Investors are rating the chance of another rate rise when the RBA board next meets at 40 per cent. In one year's time, rates will be up to 5.25 per cent - implying eight more quarter-point increases by then.
Today's rate hike - the first shift in either direction since April, when rates were reduced to 3 per cent, and the first increase since March 2008 - is the surest sign yet that the local economy is on the mend.
The RBA has been emboldened by strong retail sales, rising consumer confidence and a rebound on share markets worldwide, which are up 50 per cent in Australia alone since March.
''The global economy is resuming growth,'' Mr Stevens said. ''With economic policy settings likely to remain expansionary for some time, the recovery will likely continue during 2010 and forecasts are being revised higher.''
While the expansion is likely to be ''modest'' for many rich nations, ''[p]rospects for Australia's Asian trading partners appear to be noticeably better,'' Mr Stevens said. ''Growth in China has been very strong, which is having a significant impact on other economies in the region and on commodity markets.''
The central bank does not want the economy's overall health to be threatened by underlying inflation or unsustainable borrowing activity, which can be triggered by low rates.
''For the health of the Aussie economy and the sustainability of the recovery I hope they do a few more (rate rises) because inflation is still going to be a problem,'' said ICAP economist Adam Carr.
''Our economy is going to be running on all cylinders next year and that could be a problem.''
The RBA's Mr Stevens, though, said inflation is likely to be ''close to target,'' with the stronger Aussie dollar helping to ease some price pressures as imports become cheaper.

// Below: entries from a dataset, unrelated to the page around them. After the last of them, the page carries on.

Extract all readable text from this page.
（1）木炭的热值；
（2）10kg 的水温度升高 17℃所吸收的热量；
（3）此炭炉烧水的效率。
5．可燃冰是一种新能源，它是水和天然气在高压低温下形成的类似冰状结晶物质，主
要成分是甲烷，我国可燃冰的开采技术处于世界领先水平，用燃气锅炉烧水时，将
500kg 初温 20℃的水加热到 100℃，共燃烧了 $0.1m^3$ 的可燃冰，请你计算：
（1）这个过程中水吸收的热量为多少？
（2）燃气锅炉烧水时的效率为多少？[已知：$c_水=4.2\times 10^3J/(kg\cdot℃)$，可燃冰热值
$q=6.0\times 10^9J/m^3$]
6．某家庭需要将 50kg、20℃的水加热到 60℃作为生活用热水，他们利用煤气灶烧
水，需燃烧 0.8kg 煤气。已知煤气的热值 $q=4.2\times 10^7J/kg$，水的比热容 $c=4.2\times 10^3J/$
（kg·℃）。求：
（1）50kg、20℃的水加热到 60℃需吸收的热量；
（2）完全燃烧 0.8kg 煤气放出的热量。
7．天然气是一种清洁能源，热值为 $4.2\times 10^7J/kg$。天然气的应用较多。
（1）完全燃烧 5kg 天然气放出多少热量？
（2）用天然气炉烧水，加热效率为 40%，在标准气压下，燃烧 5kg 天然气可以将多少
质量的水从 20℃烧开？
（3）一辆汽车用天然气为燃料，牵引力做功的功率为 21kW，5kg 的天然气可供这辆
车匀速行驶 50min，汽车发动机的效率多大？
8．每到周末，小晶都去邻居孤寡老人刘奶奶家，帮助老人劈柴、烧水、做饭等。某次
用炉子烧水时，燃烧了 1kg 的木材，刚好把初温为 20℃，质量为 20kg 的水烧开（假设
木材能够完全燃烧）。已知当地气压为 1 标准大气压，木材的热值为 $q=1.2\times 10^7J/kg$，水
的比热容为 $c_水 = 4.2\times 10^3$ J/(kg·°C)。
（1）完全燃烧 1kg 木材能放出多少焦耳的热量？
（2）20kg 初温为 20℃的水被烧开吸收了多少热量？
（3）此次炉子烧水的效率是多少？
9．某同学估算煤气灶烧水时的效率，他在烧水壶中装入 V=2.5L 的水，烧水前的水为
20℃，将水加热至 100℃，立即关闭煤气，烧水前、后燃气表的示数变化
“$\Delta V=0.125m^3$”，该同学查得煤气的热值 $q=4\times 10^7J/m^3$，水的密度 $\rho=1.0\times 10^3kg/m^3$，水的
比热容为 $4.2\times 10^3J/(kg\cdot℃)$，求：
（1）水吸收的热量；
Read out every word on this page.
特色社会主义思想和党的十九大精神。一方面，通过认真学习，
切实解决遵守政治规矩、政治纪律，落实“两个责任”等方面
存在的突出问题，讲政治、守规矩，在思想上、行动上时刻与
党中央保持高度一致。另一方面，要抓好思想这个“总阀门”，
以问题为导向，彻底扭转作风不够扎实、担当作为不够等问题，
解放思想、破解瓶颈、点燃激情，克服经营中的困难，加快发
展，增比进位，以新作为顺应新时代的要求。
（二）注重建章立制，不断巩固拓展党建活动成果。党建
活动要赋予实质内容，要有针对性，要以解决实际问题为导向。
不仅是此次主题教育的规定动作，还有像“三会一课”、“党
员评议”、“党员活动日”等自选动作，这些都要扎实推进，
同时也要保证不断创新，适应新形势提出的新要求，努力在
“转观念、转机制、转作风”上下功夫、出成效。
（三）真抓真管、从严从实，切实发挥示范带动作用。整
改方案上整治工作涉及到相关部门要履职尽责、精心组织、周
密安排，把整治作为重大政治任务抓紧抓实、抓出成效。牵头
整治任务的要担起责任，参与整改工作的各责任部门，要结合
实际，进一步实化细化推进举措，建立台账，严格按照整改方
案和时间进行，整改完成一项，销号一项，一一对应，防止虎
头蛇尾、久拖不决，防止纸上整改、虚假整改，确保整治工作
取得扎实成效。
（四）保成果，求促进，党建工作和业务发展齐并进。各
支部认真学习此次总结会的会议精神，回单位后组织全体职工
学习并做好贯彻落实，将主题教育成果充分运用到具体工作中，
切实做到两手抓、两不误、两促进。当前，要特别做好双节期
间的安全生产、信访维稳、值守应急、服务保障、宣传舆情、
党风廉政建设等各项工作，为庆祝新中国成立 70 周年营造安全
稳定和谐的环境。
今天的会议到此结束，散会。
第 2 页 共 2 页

And the bank is worried about the effect of unchecked house prices rises, which analysts say received an unintended boost from the First Home Buyer's Grant.
Those financial incentives for home buyers, put into place a year ago at the height of the economic crisis, were cut from last week and will be cut again at the end of the year.
Despite the positive economic signs, the job market remains weak, with the unemployment rate, currently at 5.8 per cent, expected to have hit 6 per cent in September when new data is revealed on Thursday.